Pieczony, butelkowy kurczak po pekińsku
Pieczony kurczak – to hasło u nas w domu , zawsze cieszy się uznaniem . Kurczak butelkowy po pekińsku , to taka wariacja kuchenna , moja osobista 😉 Zaczerpnęłam z przepisu na kaczkę po pekińsku , sposób przygotowania skóry i kilka przypraw . Resztę dodałam od siebie , efekt ? Wspaniała chrupiąca skórka , bez cienia tłuszczu , jak u kaczki po pekińsku . Aromatyczne i soczyste mięso… Cóż ideał , sami zobaczcie , a potem koniecznie przygotujcie 😉
Składniki :
- 1 szt kurczaka o wadze około 1,2 – 1,5 kg
- 3 łyżki jasnego sosu sojowego
- 3 łyżki słodkiej mielonej papryki
- 1 łyżka mielonego chilli lub ostrej papryki jeśli lubicie łagodniej 😉
- 2 łyżki miodu
- 1 łyżka granulowanego czosnku
- 2 łyżeczki mielonego , suszonego imbiru
- 3 łyżki ketchupu dobrej jakości , bez posmaku octu
- 2 łyżki oleju
- 1 łyżka soli
dodatkowo :
- duży garnek do sparzenia mięsa
- butelka po piwie
Kurczaka oczyszczam z wszelakich nadprogramowych rzeczy , takich jak piórka, tłuszcz itp . Osuszamy papierowym ręcznikiem . W dużym garnku , takim ,żeby zmieścił się kurczak , doprowadzamy wodę do wrzenia . Wyłączamy gaz . Do wrzątku wkładamy tuszkę kurczaka , trzymając za szyję ,żeby uniknąć poparzenia . Topimy go około 2 minut . Wyciągamy z kąpieli i nabijamy na butelkę po piwie , wypełnioną wodą ,żeby stał stabilniej . Ma się osuszać co najmniej dwie godziny , stojąc w temperaturze pokojowej .
To właśnie ten zabieg sprawia ,że skórka jest mega chrupiąca , a mięso soczyste . Po tym czasie zdejmujemy go z butli . W miseczce łączymy ze sobą wszystkie przyprawy . Nacieramy marynatą tuszkę kurczaka z zewnątrz i od środka . Delikatnie palcami podnosimy skórę , łatwo da się unieść na udach i piersiach , po sparzeniu , także wciskamy pod nią marynatę . Trzeba tylko uważać ,żeby jej nie rozerwać . Szczelnie owijamy go folią spożywczą i umieszczamy w lodówce na całą noc , a najlepiej na dwie . Po tym czasie wyjmujemy . Powtórnie nabijamy na butelkę z wodą , ustawiamy na blaszce wypełnionej wodą i wstawiamy do wcześniej nagrzanego piekarnika do temperatury 180 C z termoobiegiem .

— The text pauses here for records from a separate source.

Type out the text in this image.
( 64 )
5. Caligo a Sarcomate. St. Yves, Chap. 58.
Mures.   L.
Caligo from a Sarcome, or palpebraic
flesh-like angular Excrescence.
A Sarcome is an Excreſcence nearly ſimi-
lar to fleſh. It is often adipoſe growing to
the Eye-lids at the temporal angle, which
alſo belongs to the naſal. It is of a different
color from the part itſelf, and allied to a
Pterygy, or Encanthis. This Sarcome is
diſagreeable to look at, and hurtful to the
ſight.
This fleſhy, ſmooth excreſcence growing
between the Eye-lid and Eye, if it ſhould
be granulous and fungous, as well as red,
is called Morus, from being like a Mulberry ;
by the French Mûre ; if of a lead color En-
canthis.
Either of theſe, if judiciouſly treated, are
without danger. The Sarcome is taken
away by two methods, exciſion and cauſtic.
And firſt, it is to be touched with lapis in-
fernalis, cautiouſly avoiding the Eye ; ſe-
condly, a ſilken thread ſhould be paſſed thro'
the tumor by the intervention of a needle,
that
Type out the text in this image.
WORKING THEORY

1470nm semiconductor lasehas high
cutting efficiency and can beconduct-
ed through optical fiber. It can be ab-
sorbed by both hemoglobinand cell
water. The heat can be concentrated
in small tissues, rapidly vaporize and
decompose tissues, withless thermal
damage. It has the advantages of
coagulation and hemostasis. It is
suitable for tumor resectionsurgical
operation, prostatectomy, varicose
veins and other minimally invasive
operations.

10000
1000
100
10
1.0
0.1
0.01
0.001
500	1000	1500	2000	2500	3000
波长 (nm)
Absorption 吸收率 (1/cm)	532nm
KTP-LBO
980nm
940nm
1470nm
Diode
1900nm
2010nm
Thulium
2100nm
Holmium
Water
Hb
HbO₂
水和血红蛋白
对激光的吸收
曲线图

Pieczemy około 1,5 – 2 godzin w zależności od wielkości tuszki ( im większy , tym dłużej ) . W trakcie pieczenia , można delikatnie osłaniać folią aluminiową , te partie kurczaka , które zbyt szybko się przypiekają . Mój piekarnik niestety tak ma ,że niezbyt równo opieka , więc jest to jakiś sposób , by wyrównać jego błędy 😉 Po tym czasie kurczak jest gotowy . Serwujemy na gorąco , skórka jest delikatna i krucha , a mięso soczyste ..Smacznego !
Ale super wypieczony kurczak ! Jutro będziemy robić.